Die Normsetzungsermächtigung der untergesetzlichen Normgeber durch § 22a Abs 1 SGB II eröffnet solche Spielräume gleichfalls nicht[20]. In der Wahrnehmung dieser Ermächtigung konkretisieren die Normgeber in gleicher Weise wie die Verwaltung die die Unterkunft als Teil des physischen Existenzminimums umfassende verfassungsrechtliche Garantie des menschenwürdigen Existenzminimums aus Art 1 Abs 1 iVm Art 20 Abs 1 GG[21] und haben deshalb die dafür maßgebenden verfassungsrechtlichen Vorgaben zu beachten. Nach der Kompetenzordnung des GG sind demgemäß die Wertentscheidungen über die Leistungshöhe mit Blick auf den Entwicklungsstand des Gemeinwesens und die bestehenden Lebensbedingungen allein dem parlamentarischen Gesetzgeber vorbehalten[22]. Soweit dazu von Verfassungs wegen die soziale Wirklichkeit zu erfassen ist, unterliegt schon er strikten Anforderungen[23]. Um so weniger können von diesen Anforderungen die freigestellt werden, von denen die gesetzgeberischen Vorgaben administrativ umzusetzen sind. Das können auch die untergesetzlichen Normgeber nach § 22a Abs 1 SGB II nicht für sich beanspruchen.
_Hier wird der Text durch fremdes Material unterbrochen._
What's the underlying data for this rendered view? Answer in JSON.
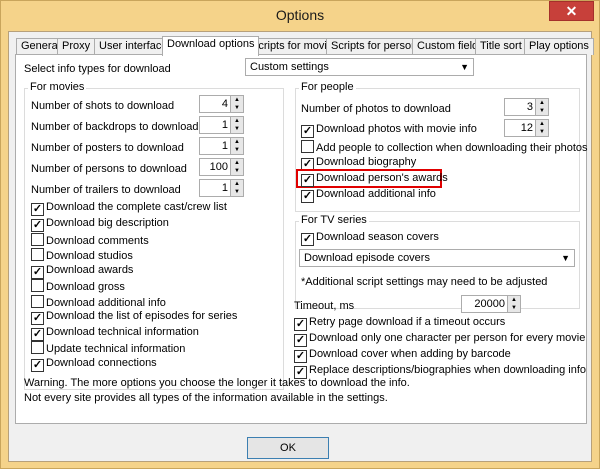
{
  "window": {
    "title": "Options",
    "close_glyph": "✕"
  },
  "tabs": [
    {
      "label": "General"
    },
    {
      "label": "Proxy"
    },
    {
      "label": "User interface"
    },
    {
      "label": "Download options"
    },
    {
      "label": "Scripts for movies"
    },
    {
      "label": "Scripts for persons"
    },
    {
      "label": "Custom fields"
    },
    {
      "label": "Title sort"
    },
    {
      "label": "Play options"
    }
  ],
  "info_types": {
    "label": "Select info types for download",
    "value": "Custom settings"
  },
  "movies": {
    "title": "For movies",
    "spinners": [
      {
        "label": "Number of shots to download",
        "value": "4"
      },
      {
        "label": "Number of backdrops to download",
        "value": "1"
      },
      {
        "label": "Number of posters to download",
        "value": "1"
      },
      {
        "label": "Number of persons to download",
        "value": "100"
      },
      {
        "label": "Number of trailers to download",
        "value": "1"
      }
    ],
    "checks": [
      {
        "label": "Download the complete cast/crew list",
        "mark": "✓"
      },
      {
        "label": "Download big description",
        "mark": "✓"
      },
      {
        "label": "Download comments",
        "mark": ""
      },
      {
        "label": "Download studios",
        "mark": ""
      },
      {
        "label": "Download awards",
        "mark": "✓"
      },
      {
        "label": "Download gross",
        "mark": ""
      },
      {
        "label": "Download additional info",
        "mark": ""
      },
      {
        "label": "Download the list of episodes for series",
        "mark": "✓"
      },
      {
        "label": "Download technical information",
        "mark": "✓"
      },
      {
        "label": "Update technical information",
        "mark": ""
      },
      {
        "label": "Download connections",
        "mark": "✓"
      }
    ]
  },
  "people": {
    "title": "For people",
    "photos": {
      "label": "Number of photos to download",
      "value": "3"
    },
    "photos_movie": {
      "label": "Download photos with movie info",
      "mark": "✓",
      "value": "12"
    },
    "checks": [
      {
        "label": "Add people to collection when downloading their photos",
        "mark": ""
      },
      {
        "label": "Download biography",
        "mark": "✓"
      },
      {
        "label": "Download person's awards",
        "mark": "✓"
      },
      {
        "label": "Download additional info",
        "mark": "✓"
      }
    ]
  },
  "tv": {
    "title": "For TV series",
    "season": {
      "label": "Download season covers",
      "mark": "✓"
    },
    "episode_select": "Download episode covers",
    "note": "*Additional script settings may need to be adjusted"
  },
  "timeout": {
    "label": "Timeout, ms",
    "value": "20000"
  },
  "misc": [
    {
      "label": "Retry page download if a timeout occurs",
      "mark": "✓"
    },
    {
      "label": "Download only one character per person for every movie",
      "mark": "✓"
    },
    {
      "label": "Download cover when adding by barcode",
      "mark": "✓"
    },
    {
      "label": "Replace descriptions/biographies when downloading info",
      "mark": "✓"
    }
  ],
  "warning": [
    "Warning. The more options you choose the longer it takes to download the info.",
    "Not every site provides all types of the information available in the settings."
  ],
  "ok_label": "OK",
  "colors": {
    "frame": "#f5d38a",
    "close": "#c7403a",
    "highlight": "#e00000"
  }
}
Sie sind zwar in besonderer Weise mit den Verhältnissen vor Ort vertraut und können deshalb bessere Kenntnis von den Gegebenheiten auf dem örtlichen Wohnungsmarkt haben als dies aus der Bundesperspektive möglich wäre[24]. Zu eigenen wertenden Entscheidungen sachlich-politischer Art über den zur Gewährleistung des menschenwürdigen Existenzminimums zu deckenden Bedarf für Unterkunft und Heizung reicht indes ihre demokratische Legitimation nicht. Wertsetzungen solcher Art sind ausschließlich dem parlamentarischen Gesetzgeber selbst vorbehalten[23].

In keinem geringeren Maß als es der Verwaltung nach § 22 Abs 1 Satz 1 SGB II vorgegeben ist, haben demgemäß auch die untergesetzlichen Normgeber nach § 22a Abs 1 SGB II die soziale Wirklichkeit im Hinblick auf den Bedarf für Unterkunft und ggf Heizung (vgl § 22b Abs 1 Satz 2 SGB II) zeit- und realitätsgerecht zu erfassen und dazu auf Verfahren zurückzugreifen, die zu dessen Bemessung im Grundsatz tauglich sind[25].

Diese aus dem Grundrecht auf Gewährleistung eines menschenwürdigen Existenzminimums abzuleitenden Verfahrensanforderungen an die Konkretisierung abstrakt angemessener Bedarfe durch untergesetzliche Normsetzung gelten uneingeschränkt für die Bestimmung der angemessenen Heizkosten nach § 22b Abs 1 Satz 2 SGB II und die Bildung einer Gesamtangemessenheitsgrenze nach § 22b Abs 1 Satz 3 SGB II.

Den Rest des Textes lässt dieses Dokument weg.